The newest survey from the respected Quinnipiac University poll puts President Barack Obama solidly in the lead in Ohio over Republican Mitt Romney, but still short of 50 percent.
The poll out Wednesday morning said Mr. Obama was ahead of Mr. Romney 47 percent to 38 percent.
The incumbent is also leading in two other important swing states, Florida and Pennsylania.
Peter Brown, assistant director of the Connecticut-based polling institute said voters support the President’s new immigration policy and are divided on whether the President or former Massachusetts Governor Romney would be better for their personal economic future.
The last Quinnipiac poll, in early May, showed the race too close to call in Ohio.
Ohio is considered a key state because no president has been elected since 1960 without carrying the Buckeye State.
“President Barack Obama has decent margins over Gov. Mitt Romney in Ohio and Pennsylvania and a smaller advantage in Florida. If he can keep those leads in all three of these key swing states through election day he would be virtually assured of re-election,” Mr. Brown said.
He said the President’s lead is based on a big lead among women, younger voters and African-Americans. In Florida, on the heels of the president’s order that will prevent the deportation of some younger illegal immigrants, he holds a big lead among Hispanic voters.

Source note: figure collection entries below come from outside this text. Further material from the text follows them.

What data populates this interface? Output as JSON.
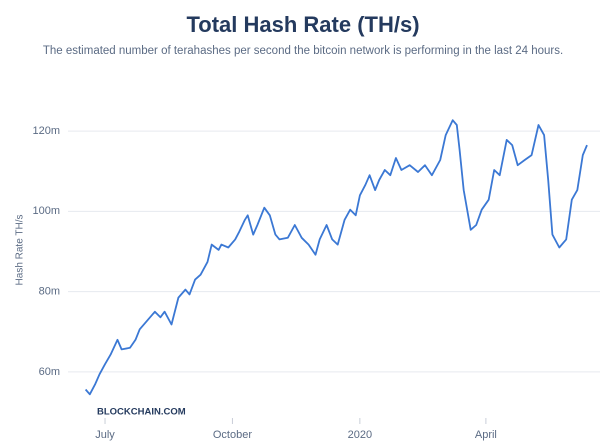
{
  "chart_data": {
    "type": "line",
    "title": "Total Hash Rate (TH/s)",
    "subtitle": "The estimated number of terahashes per second the bitcoin network is performing in the last 24 hours.",
    "ylabel": "Hash Rate TH/s",
    "watermark": "BLOCKCHAIN.COM",
    "grid": true,
    "xlim": [
      -18,
      354
    ],
    "ylim": [
      50,
      125
    ],
    "xticks": [
      {
        "value": 0,
        "label": "July"
      },
      {
        "value": 92,
        "label": "October"
      },
      {
        "value": 184,
        "label": "2020"
      },
      {
        "value": 275,
        "label": "April"
      }
    ],
    "yticks": [
      {
        "value": 60,
        "label": "60m"
      },
      {
        "value": 80,
        "label": "80m"
      },
      {
        "value": 100,
        "label": "100m"
      },
      {
        "value": 120,
        "label": "120m"
      }
    ],
    "series": [
      {
        "name": "Hash Rate",
        "color": "#3b78d4",
        "x": [
          -14,
          -11,
          -7,
          -4,
          0,
          4,
          9,
          12,
          18,
          22,
          25,
          31,
          36,
          40,
          43,
          48,
          53,
          58,
          61,
          65,
          69,
          74,
          77,
          82,
          84,
          89,
          94,
          97,
          101,
          103,
          107,
          110,
          115,
          119,
          123,
          126,
          132,
          137,
          142,
          147,
          152,
          155,
          160,
          164,
          168,
          173,
          177,
          181,
          184,
          188,
          191,
          195,
          198,
          202,
          206,
          210,
          214,
          220,
          226,
          231,
          236,
          242,
          246,
          251,
          254,
          256,
          259,
          264,
          268,
          272,
          277,
          281,
          285,
          290,
          294,
          298,
          303,
          308,
          313,
          317,
          320,
          323,
          328,
          333,
          337,
          341,
          345,
          348
        ],
        "values": [
          55.6,
          54.4,
          57,
          59.4,
          61.9,
          64.3,
          68,
          65.6,
          66,
          68,
          70.6,
          73,
          75,
          73.6,
          75,
          71.8,
          78.5,
          80.5,
          79.3,
          83,
          84.2,
          87.4,
          91.7,
          90.4,
          91.7,
          91,
          93,
          95,
          97.9,
          99,
          94.2,
          96.6,
          100.9,
          99,
          94.2,
          93,
          93.4,
          96.6,
          93.4,
          91.7,
          89.2,
          93,
          96.6,
          93,
          91.7,
          97.9,
          100.4,
          99,
          104,
          106.6,
          109,
          105.3,
          107.8,
          110.3,
          109,
          113.3,
          110.3,
          111.5,
          109.8,
          111.5,
          109,
          112.8,
          119,
          122.7,
          121.5,
          115.3,
          105.3,
          95.4,
          96.6,
          100.4,
          102.9,
          110.3,
          109,
          117.8,
          116.5,
          111.5,
          112.8,
          114,
          121.5,
          119,
          107.8,
          94.2,
          91,
          93,
          102.9,
          105.3,
          114,
          116.5
        ]
      }
    ]
  }
}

“The horse race numbers reflect the general view of voters that they like the president better. Obama has a net favorable view among Ohio voters and he is viewed evenly by those in Pennsylvania and Florida, while Romney’s favorable/unfavorable ratio is negative in all three states.
Voters in all three states voice strong support for the president’s mini ‘Dream Act’ immigration order, and they say the president would be better than Romney handling immigration, Mr. Brown said.
For much of the last year, more voters in these swing states have said Romney would do a better job on the economy. That advantage has largely disappeared, at least for now.”
Pollsters interviewed 1,237 Ohio voters June 19-25, and the poll has a margin of error of plus or minus 2.8 percent.